Una característica común de aquellos dos equipos, era que no estaban diseñados para ganar una liga, y soportar todo el entorno que el liderazgo en la competición de la regularidad conlleva. Así fue, como en pocas semanas la ventaja se fue dilapidando hasta llegar a la primera semana de febrero con el Barcelona y el Zaragoza a dos puntos y con el Real Madrid, que precisamente visitaba el estadio de Riazor esa semana, a cuatro.
Cuando más pesimista era el publico coruñés, el día que parecía que el liderato se podia perder, las cosas tornaron hacia bien. A las cinco de la tarde, los culés eran derrotados en en Camp Nou por el modesto Alavés, y ni los maños ni el Celta de Vigo podían pasar del empate. El Deportivo jugaba justo después, y antes de salir a la cancha, Mauro Silva, DON MAURO, y Donato, los dos capos del vestuarios, reunian a todo el equipo y daban la orden de salir a matar, y de si podía ser, de intentar hacer algo que dejase a los merengues sin respuesta.
Djalma Feitosa Dias, nacio futbolista, hijo de Djalma Santos y ahijado de Pelé, hacia rabonas antes de salir del vientre materno. El recogió el encargo, y no tardó más que diez minutos en llevarlo a cabo. Los de la meseta bastante hacían con achicar balones, pero uno de ellos cayó en los pies del crack, y ahí fue donde nuestros sueños se hicieron realidad, David vencía a Golliat, el obrero al patrón, el pobre al rico,..
La lambretta fue una bofetada en la cara al poderoso. Impagable ver la cara de Fernando Hierro cuando el balón pasaba sobre su cabeza. En ese momento, Raul, símbolo del madridismo se acercó a Djalminha, y en tono despectivo le increpó "pero tú, para que haces esas cosas??". La respuesta del brasileiro fue de las de hemeroteca, "porque yo soy futbolista. Tu marcas muchos goles, pero yo soy futbolista"

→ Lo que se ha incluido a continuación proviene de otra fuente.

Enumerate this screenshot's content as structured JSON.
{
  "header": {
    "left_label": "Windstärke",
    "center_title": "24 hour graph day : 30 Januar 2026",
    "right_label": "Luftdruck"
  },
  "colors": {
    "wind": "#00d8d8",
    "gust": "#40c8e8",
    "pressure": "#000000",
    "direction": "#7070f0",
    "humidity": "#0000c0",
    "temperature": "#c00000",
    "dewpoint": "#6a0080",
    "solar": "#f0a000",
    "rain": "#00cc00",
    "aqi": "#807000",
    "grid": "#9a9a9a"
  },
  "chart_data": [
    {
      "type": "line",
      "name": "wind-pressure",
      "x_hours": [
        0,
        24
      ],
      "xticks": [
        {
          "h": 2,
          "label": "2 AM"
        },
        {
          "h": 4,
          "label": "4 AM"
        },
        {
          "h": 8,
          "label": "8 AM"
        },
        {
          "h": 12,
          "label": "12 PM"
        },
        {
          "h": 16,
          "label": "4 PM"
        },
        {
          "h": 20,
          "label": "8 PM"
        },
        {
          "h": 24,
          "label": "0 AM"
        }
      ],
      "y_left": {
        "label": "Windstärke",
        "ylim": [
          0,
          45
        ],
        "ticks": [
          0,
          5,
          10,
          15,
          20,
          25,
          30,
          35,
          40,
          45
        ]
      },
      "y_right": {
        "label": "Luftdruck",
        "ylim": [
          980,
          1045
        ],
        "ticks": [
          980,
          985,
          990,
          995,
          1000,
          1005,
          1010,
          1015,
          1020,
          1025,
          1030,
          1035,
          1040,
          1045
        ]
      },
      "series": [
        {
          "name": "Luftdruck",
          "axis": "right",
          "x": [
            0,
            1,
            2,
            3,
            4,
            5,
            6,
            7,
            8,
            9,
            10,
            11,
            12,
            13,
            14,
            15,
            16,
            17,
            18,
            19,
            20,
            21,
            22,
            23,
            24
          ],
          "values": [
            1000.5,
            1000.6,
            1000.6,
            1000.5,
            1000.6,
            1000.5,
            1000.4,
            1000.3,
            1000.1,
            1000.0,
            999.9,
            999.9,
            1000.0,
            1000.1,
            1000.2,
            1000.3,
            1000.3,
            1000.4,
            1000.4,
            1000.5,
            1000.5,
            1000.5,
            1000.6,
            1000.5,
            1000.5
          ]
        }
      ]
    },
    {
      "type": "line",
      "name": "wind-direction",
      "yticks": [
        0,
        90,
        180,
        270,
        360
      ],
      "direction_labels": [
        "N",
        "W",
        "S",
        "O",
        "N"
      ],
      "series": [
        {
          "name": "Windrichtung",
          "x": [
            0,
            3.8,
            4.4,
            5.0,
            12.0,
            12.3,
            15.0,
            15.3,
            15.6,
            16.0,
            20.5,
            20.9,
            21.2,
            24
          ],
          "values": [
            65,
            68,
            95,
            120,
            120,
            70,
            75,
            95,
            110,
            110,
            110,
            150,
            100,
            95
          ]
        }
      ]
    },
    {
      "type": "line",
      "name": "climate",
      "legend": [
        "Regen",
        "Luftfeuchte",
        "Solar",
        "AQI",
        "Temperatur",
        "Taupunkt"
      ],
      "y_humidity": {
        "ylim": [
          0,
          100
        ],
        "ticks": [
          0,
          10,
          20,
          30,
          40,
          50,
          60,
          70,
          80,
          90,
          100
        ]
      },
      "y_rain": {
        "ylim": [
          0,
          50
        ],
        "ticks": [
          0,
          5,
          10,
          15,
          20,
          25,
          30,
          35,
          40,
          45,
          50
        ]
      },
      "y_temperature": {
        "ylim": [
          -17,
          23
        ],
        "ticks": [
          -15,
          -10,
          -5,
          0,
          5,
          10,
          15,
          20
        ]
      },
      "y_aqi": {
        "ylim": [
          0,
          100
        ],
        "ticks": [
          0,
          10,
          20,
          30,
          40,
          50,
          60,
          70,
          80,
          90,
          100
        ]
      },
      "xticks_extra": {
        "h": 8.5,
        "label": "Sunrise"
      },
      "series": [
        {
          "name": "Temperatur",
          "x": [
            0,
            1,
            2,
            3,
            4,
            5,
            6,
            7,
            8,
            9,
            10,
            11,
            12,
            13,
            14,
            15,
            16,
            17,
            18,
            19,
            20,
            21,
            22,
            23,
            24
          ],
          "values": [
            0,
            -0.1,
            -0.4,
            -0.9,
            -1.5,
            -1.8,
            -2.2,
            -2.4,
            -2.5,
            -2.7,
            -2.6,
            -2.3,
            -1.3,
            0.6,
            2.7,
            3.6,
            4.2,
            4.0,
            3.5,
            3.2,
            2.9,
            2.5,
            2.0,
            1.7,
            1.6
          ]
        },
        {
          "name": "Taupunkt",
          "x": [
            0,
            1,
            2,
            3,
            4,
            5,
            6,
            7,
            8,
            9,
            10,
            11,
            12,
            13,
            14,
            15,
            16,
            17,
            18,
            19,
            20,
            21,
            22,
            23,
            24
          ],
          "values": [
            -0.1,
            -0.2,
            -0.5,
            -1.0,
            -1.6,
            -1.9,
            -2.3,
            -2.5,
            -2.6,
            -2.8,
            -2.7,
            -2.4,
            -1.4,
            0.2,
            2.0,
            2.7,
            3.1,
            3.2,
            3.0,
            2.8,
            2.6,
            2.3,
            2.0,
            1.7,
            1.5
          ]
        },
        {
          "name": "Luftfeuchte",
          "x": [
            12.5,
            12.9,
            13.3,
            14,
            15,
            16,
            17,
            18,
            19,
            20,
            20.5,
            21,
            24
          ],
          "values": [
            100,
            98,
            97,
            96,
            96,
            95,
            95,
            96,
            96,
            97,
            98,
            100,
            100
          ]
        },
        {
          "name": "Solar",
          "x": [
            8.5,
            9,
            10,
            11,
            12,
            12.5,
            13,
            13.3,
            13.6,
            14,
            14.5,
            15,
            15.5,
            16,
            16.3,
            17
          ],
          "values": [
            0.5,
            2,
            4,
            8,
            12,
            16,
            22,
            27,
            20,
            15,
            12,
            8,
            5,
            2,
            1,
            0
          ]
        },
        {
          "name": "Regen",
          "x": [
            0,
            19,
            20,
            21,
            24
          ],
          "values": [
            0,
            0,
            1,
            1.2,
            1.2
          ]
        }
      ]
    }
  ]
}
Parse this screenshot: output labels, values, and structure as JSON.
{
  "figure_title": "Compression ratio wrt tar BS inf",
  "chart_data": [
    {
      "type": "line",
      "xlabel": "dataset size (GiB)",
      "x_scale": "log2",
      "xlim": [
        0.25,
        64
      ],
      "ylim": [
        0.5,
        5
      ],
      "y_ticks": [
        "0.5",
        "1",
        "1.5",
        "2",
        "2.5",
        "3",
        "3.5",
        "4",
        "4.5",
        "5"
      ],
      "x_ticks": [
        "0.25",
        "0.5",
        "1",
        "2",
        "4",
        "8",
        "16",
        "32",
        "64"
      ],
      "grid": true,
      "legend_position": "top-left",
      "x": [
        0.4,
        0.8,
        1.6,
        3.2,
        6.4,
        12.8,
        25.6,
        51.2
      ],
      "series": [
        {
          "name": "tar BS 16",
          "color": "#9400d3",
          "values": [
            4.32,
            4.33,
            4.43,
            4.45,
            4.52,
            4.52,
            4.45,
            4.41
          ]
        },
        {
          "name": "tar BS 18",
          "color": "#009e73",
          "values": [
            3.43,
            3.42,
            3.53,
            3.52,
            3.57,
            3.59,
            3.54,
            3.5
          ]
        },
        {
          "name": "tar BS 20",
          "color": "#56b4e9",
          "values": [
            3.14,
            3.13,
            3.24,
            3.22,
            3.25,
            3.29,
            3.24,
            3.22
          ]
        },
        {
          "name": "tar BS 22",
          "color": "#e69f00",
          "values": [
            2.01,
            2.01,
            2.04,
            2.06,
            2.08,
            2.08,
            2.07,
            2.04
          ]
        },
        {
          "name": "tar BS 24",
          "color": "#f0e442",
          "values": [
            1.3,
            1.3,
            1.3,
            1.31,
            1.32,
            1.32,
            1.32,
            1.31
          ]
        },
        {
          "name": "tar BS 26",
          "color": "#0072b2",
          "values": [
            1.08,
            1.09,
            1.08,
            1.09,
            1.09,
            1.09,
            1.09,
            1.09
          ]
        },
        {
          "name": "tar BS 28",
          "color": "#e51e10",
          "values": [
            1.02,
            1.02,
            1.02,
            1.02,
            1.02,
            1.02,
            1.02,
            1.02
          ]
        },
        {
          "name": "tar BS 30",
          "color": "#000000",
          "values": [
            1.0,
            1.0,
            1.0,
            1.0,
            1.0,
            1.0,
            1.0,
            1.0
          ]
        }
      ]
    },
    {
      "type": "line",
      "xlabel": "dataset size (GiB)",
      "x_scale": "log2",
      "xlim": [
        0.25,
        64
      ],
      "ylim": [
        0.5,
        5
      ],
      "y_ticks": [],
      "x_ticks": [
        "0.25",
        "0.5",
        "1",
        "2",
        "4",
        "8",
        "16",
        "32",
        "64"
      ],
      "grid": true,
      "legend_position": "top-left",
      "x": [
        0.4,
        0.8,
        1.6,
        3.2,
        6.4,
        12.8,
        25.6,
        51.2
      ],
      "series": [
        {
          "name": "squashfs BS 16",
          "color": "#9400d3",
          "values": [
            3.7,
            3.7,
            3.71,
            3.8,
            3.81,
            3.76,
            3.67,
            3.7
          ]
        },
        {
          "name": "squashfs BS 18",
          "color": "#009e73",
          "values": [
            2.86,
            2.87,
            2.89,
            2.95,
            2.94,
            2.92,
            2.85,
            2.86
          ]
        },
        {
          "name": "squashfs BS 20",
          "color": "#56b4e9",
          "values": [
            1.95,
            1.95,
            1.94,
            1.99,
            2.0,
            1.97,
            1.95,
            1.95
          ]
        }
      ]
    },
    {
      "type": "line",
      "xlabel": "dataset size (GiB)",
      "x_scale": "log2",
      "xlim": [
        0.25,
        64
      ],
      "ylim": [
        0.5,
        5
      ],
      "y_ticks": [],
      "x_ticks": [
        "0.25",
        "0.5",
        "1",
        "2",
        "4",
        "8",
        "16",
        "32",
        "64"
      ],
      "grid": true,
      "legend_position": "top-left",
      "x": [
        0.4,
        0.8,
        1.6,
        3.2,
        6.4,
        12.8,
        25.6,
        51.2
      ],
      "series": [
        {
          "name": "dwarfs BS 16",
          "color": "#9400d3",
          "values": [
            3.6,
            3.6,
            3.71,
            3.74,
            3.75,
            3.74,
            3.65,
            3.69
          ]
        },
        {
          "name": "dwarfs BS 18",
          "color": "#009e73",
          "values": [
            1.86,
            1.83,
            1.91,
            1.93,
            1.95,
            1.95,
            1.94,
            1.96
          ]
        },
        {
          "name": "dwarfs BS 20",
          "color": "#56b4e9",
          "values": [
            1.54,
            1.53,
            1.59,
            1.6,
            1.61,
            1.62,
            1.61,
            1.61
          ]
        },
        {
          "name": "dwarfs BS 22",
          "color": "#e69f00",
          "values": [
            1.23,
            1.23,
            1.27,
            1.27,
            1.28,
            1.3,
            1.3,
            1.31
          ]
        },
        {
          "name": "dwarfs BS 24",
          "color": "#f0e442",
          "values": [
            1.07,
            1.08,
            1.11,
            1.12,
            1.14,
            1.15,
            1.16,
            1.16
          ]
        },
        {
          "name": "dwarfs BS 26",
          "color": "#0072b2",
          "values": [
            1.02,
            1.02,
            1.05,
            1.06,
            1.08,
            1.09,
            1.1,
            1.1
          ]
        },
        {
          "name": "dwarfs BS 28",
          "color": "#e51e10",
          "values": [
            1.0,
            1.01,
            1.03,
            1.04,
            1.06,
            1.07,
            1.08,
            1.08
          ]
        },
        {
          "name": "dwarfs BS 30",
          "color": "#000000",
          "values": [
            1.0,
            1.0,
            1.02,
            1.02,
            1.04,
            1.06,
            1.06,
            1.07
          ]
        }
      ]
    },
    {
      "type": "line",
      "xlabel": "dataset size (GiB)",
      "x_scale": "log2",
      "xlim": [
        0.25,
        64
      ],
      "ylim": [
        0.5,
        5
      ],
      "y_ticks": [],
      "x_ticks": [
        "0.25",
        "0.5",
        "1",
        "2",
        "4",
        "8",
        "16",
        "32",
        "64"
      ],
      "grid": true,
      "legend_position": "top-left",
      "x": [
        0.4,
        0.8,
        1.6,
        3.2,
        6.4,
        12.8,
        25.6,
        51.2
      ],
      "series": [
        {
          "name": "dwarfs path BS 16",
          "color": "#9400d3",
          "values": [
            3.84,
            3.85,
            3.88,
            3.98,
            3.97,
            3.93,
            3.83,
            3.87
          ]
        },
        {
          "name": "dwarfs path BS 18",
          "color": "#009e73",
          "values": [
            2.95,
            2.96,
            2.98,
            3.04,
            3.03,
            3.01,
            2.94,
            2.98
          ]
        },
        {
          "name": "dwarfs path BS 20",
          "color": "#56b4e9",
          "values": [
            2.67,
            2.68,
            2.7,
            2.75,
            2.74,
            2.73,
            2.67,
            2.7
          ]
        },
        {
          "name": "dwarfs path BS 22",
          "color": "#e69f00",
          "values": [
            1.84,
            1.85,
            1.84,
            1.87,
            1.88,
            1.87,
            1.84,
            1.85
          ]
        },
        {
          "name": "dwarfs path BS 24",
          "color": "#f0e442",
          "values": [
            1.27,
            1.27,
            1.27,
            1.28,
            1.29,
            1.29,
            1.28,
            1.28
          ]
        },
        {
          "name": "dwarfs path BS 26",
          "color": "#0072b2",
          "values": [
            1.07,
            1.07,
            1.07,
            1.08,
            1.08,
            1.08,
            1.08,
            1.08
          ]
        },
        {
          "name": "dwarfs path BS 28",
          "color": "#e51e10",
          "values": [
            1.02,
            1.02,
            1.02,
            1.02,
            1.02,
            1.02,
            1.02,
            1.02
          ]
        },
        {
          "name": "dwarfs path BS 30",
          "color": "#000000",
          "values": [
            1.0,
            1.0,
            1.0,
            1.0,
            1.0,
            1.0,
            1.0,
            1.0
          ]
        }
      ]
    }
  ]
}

A los pocos minutos ganabamos 2-0, y al final del partido 5-2. Poco importó que Victor desaprovechara la lambretta (Pele tampoco marcó desde el medio del campo, ni Hugo Sanchez de escorpión), aquella jugada fue el big bang, el estallido inicial que nos llevó directamente al campeonato. Una genialidad de un megacrack, que como bien decía Fran, si estuviera en el campo el día del penalty de Djukic, lo habría marcado a lo Panenka.